En su momento, centralizar el poder fue necesario. La alianza entre descentralizadores y élites locales había dificultado el buen funcionamiento del gobierno. Pero, a medida que el poder se consolidaba, el Imperio Mexicano acabó con un gobierno central gigantesco, con una autoridad y extensión descomunales.
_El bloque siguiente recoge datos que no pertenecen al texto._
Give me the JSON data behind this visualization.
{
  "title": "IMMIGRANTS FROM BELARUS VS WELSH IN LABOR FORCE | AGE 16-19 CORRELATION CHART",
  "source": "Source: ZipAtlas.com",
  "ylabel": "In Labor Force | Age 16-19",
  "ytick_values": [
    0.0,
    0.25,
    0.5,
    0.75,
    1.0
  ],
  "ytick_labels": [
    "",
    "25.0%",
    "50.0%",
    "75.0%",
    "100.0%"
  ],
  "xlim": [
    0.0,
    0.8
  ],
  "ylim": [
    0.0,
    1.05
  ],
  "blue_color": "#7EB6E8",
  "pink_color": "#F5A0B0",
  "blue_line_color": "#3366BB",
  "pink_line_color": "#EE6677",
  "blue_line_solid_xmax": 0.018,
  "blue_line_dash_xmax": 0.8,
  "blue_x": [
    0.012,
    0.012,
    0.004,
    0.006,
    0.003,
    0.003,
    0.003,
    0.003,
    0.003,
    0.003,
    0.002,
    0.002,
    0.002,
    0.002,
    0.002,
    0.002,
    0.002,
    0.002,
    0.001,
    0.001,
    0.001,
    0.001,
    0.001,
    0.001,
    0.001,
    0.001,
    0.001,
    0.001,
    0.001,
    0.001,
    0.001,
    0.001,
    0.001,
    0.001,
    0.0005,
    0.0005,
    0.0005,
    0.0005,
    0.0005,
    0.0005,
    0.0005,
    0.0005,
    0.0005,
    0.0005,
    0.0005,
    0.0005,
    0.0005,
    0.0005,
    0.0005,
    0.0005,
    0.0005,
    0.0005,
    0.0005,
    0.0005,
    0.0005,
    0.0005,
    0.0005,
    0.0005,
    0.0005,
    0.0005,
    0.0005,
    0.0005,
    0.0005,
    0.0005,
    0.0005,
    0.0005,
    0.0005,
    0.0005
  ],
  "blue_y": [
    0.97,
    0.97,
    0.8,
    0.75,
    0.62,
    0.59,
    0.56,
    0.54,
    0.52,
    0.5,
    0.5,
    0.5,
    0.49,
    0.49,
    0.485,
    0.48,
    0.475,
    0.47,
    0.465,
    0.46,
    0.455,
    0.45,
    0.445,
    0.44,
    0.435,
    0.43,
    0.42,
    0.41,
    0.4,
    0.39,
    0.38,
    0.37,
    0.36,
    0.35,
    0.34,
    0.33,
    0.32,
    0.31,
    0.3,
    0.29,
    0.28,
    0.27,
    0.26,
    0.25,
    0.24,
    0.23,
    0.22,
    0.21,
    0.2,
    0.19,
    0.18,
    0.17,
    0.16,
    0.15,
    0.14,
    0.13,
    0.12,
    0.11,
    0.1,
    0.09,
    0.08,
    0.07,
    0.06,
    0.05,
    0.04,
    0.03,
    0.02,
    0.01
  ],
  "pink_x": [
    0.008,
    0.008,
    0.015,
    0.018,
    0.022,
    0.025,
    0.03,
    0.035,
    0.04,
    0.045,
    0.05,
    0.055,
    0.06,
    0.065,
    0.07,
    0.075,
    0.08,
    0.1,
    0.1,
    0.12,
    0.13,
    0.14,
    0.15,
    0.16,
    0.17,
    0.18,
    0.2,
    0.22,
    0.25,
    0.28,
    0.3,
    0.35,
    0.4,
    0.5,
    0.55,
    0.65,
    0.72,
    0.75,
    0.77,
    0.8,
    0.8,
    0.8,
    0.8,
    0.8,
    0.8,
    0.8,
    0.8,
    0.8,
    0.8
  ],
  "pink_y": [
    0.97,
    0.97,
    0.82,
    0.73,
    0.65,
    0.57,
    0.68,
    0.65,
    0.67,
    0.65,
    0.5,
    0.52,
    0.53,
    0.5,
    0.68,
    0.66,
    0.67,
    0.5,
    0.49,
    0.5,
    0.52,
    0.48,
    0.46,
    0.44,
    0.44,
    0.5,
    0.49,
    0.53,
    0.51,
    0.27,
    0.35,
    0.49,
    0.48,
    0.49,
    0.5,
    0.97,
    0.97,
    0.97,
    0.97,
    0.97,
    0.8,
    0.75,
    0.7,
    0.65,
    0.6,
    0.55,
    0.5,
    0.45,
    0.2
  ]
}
El tamaño de nuestro territorio requería una burocracia, una policía y un ejército inmensos, pero incluso para nuestro próspero imperio, esto se había vuelto una carga. Si hubiéramos optado por un sistema de autogestión al estilo estadounidense, con alguaciles, habríamos reducido costos. Sin embargo, eso habría derivado en la búsqueda de armas por parte de los ciudadanos para defenderse, y éramos conscientes de los problemas que eso traería.

“Aunque dejemos al ejército de lado, la administración y la policía necesitan una reforma profunda.”

“…Ni siquiera los miembros de nuestro partido, los imperialistas, deberían estar exentos.”

“…Así es.”

Lo peor de todo era que, con la caída de los republicanos y los terratenientes, quienes ejercían presión sobre nosotros, ahora la corrupción comenzaba a aparecer también en nuestro propio partido imperialista y en la administración. Aunque casos tan graves como el de Costa Rica eran raros, no podíamos confiarnos. La carga de cualquier sufrimiento de nuestro pueblo debido a la corrupción recaería en mí al final del día.

“Es mi responsabilidad cortar de raíz estos problemas.”

Era el momento de fortalecer el núcleo del imperio.